People adopt children who weren't "sired" or carried by them or anyone they know, and they love their adopted children as much as parents love their biological offspring. People also take part in raising and spend money on kids who their partners had with previous partners, if we needed more direct evidence that people are sometimes perfectly willing to use their resources to raise children who prove their partner's non-monogamy.
That's all with a considerable amount of cultural pressure to spend one's money on oneself, to not care about others, and to do what we can to establish a wealthy family at the expense of everyone else out there. We call that the American Dream, not helping other people's children. Sharing is looked down on, but that doesn't stop people from doing it. It's almost as if sharing with people who aren't one's own biological offspring was the natural default position....
Even where I grew up - Carmel, Indiana, about as conservative, Leave It to Beaver, white bread puritan as you can get in Indiana - I remember the neighborhood moms making lunch for all the kids sometimes or the dads firing up the barbecue for everyone. Parents would drive other people's children around, and reciprocation wasn't required. Some parents would volunteer to help at the school, to help with other people's children as well as their own, while others wouldn't.

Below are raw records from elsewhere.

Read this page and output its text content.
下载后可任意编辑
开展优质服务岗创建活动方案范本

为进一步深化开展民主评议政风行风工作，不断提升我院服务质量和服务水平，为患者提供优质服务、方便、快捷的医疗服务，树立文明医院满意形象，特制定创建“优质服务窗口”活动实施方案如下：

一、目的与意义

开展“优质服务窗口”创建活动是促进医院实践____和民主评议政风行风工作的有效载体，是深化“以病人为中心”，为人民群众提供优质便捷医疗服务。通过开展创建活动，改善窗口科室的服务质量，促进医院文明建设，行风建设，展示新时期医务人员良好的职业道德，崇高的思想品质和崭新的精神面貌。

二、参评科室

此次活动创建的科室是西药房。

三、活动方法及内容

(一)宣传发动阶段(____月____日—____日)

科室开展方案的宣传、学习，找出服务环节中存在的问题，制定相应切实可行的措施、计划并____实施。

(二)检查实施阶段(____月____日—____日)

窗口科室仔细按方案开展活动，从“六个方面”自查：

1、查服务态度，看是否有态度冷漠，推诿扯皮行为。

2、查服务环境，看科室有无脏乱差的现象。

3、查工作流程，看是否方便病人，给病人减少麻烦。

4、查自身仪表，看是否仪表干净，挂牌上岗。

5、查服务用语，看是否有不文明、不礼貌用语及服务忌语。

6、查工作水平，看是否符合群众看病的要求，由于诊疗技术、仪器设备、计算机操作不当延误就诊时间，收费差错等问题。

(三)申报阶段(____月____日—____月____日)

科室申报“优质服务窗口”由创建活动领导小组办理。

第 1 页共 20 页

The churches sent people on trips to do volunteer work in Haiti and elsewhere in the Caribbean while nonprofits looking for money to spend on other people's genetic offspring collected as much as they could from our wealthy town.
Carmel isn't a hippie commune and the cultural message that tells people to do what's best for themselves to the detriment of everyone else was stronger there than anywhere else I've lived since. If we humans really are biologically opposed to sharing our limited resources with people who aren't our genetic offspring, then Carmel, without a countervailing cultural message to push people to altruism, should be free from all generosity. Ayn Rand was required reading when I was in 11th grade, for crying out loud.

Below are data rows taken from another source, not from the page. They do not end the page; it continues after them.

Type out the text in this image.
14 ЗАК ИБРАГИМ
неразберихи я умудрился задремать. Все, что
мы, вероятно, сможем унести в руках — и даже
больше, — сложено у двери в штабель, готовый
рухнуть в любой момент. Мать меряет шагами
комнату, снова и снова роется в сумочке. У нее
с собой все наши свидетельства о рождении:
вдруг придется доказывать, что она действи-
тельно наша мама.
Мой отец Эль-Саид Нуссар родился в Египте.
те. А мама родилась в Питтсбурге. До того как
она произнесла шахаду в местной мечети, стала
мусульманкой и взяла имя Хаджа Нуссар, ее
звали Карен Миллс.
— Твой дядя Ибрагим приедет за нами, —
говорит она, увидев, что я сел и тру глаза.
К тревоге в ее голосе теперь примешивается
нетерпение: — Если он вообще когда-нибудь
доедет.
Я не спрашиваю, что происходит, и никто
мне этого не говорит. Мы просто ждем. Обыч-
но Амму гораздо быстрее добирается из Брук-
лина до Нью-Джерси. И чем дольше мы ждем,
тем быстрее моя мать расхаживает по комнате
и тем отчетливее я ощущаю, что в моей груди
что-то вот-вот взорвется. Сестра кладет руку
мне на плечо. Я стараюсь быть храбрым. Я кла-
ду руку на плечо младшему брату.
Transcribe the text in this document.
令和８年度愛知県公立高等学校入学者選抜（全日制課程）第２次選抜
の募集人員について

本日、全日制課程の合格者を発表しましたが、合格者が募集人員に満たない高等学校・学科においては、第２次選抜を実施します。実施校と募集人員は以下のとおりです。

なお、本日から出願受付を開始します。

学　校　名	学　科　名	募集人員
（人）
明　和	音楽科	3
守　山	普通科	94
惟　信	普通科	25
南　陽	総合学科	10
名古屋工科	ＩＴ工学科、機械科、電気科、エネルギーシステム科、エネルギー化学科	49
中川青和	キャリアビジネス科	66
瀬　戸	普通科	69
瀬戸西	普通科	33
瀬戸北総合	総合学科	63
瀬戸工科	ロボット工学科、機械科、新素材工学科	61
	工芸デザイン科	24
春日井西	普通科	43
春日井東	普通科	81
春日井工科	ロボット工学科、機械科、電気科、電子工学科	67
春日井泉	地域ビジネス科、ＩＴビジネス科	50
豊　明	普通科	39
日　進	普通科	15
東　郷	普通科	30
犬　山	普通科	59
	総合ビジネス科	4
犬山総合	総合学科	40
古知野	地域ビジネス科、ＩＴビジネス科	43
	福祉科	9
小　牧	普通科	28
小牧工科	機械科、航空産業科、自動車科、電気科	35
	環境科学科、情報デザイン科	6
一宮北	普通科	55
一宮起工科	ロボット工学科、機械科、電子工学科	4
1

While the people's generosity might seem to some people to be "not much" and is definitely "not enough" in the larger context, I prefer to see it as little plants that push themselves through the cracks in the sidewalk. Fundamentalist capitalism was supposed to have paved over that generosity, but there it was, weak but hopeful. There had to be something pushing it... could it have been a genetic predisposition towards sharing?
My argument might seem overly optimistic, but optimism is in the eye of the beholder. Match.com's evolutionary biologist/sexpert seems to think that the way we try to organize ourselves now - along the lines of relationships that are expected to be monogamous even if they aren't - is the most practical way of doing it and the completely natural way that we're programmed to enjoy the most. Aren't we genius; we're already doing the best we possibly can.

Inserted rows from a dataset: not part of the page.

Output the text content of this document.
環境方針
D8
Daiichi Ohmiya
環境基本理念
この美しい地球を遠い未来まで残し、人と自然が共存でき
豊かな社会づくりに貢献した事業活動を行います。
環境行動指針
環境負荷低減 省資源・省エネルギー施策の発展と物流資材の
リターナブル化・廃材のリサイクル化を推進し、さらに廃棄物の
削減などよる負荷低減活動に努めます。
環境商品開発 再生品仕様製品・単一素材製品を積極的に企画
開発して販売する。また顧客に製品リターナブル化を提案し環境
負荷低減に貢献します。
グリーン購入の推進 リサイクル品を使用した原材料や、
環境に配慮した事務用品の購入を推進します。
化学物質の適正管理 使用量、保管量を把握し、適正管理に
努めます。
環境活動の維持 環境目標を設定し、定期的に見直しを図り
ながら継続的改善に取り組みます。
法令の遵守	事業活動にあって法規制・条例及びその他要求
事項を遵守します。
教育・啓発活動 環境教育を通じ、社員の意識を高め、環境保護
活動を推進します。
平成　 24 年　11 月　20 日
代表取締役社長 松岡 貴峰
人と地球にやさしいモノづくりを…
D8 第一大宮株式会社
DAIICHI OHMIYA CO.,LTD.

My view, in that context, is nothing but pessimism. We, through our own folly and ignorance and because of powerful forces that benefit the few at the expense of the many, are living very unnatural lives that we're willing to risk everything (and often do) to break free from.
Either way, it's weird that people can get away with saying that we humans hate helping other people's children without everyone in earshot erupting in laughter. Adoption exists, charity exists, and Whitney Houston exists.
Then again, we're the culture with a 40% divorce rate, the vast majority of its population having sex before marriage, and most people having at least two sex partners in their lifetime that tells itself that lifelong, monogamous pair-bonding with one person of the opposite sex is as natural as breathing. Sometimes we really, really want to believe we already have it all figured out.